Прохор еле заметно скривился – Бергамотов все равно не увидит. Да уж, петербургский Шерлок Холмс! Даром что альбинос и слепой. Так еще вместо доктора Ватсона покрытый татуировками индеец плюс малахольный пес в качестве компаньона!
– А теперь расскажите, что вам известно! – продолжил Бергамотов и вдруг подмигнул невидящим карим глазом Курицыну. – Нет, исключительно добровольно, конечно! Мэхпи пытать вас не будет, ибо он был внедрен в банду Васьки Пороха, чтобы предотвратить распространенные там издевательства над пленниками и, конечно же, разузнать все, что возможно, о Профессоре!
Вот оно что! Значит, Бергамотов тоже идет по следу таинственного Профессора! Прохор почуял, что сенсация будет знатная. Но делиться информацией с конкурентом он не собирался.
– Кстати, сударь, все же неудобно – разрешите узнать ваше имя!
– А что, узнать без моей помощи вы не в состоянии? – съязвил Курицын. – Однако прошу прощения, мену зовут Про… Я хотел сказать – Павел Двушкин, внештатный корреспондент, как вы верно догадались, «Бульварного экспресса»!
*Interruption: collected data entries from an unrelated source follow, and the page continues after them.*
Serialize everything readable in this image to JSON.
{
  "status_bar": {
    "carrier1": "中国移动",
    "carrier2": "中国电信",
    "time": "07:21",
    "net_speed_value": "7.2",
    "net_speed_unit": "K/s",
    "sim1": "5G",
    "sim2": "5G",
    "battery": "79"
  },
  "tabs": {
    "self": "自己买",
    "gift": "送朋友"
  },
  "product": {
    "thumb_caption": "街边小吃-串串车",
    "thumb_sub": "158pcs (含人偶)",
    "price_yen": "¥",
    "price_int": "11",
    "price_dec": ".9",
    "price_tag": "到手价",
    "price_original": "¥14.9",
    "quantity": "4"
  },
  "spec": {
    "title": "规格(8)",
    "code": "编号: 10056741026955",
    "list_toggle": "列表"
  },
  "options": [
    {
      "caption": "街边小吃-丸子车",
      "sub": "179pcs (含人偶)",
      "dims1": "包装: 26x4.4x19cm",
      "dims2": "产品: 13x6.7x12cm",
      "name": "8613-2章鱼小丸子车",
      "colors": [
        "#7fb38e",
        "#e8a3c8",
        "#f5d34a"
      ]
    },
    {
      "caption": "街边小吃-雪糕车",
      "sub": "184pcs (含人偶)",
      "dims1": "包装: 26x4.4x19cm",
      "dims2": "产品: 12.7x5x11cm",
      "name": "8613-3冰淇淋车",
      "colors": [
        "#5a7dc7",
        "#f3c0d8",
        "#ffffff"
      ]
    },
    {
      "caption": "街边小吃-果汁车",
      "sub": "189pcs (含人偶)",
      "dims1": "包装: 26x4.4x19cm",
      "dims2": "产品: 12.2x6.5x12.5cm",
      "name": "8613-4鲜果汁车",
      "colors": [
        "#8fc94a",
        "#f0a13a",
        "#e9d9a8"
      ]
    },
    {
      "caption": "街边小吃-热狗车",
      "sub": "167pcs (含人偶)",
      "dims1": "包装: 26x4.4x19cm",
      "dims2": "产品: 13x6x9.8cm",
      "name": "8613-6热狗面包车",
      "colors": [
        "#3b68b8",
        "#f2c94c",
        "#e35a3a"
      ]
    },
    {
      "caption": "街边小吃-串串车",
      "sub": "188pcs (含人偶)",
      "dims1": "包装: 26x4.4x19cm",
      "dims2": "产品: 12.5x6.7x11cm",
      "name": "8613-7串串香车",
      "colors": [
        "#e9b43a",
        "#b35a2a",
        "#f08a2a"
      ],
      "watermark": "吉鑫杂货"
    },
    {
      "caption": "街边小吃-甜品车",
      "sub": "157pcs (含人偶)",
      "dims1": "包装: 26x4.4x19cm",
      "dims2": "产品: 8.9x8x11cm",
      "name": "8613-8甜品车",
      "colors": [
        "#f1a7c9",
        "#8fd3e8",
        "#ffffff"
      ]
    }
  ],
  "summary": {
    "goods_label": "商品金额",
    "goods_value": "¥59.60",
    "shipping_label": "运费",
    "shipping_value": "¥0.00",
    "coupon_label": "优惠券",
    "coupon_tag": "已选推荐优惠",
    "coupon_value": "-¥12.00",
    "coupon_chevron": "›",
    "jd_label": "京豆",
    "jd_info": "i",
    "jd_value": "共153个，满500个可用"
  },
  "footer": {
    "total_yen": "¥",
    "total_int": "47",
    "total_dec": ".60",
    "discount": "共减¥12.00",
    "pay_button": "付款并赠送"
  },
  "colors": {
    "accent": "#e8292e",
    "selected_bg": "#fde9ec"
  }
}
Павлом Двушкиным звался – и в этом отношении Прохор не слукавил – реальный внештатный корреспондент того издания, на которое работал и он сам. Только этот Двушкин был креатурой уж слишком заносчивой, самолюбивой и подловатой, посему назваться его именем Курицыну доставляло истинное наслаждение. Если у кого и будут потом неприятности, так у Двушкина – и поделом. Сам же Прохор планировал остаться в тени и, продолжая метафорический ряд, выйти сухим из воды. Потому что знакомство с г‑ном Бергамотовым было, конечно, приятным и делало большую честь им обоим, но вот углублять свои отношения с петербургской полицией Прохор отнюдь не планировал. И ждал одного – подходящего момента, чтобы ретироваться.
– Ага, стало быть, господин Двушкин! – заметил с улыбкой Орест Бергамотов. – Что ж, рад нашему знакомству!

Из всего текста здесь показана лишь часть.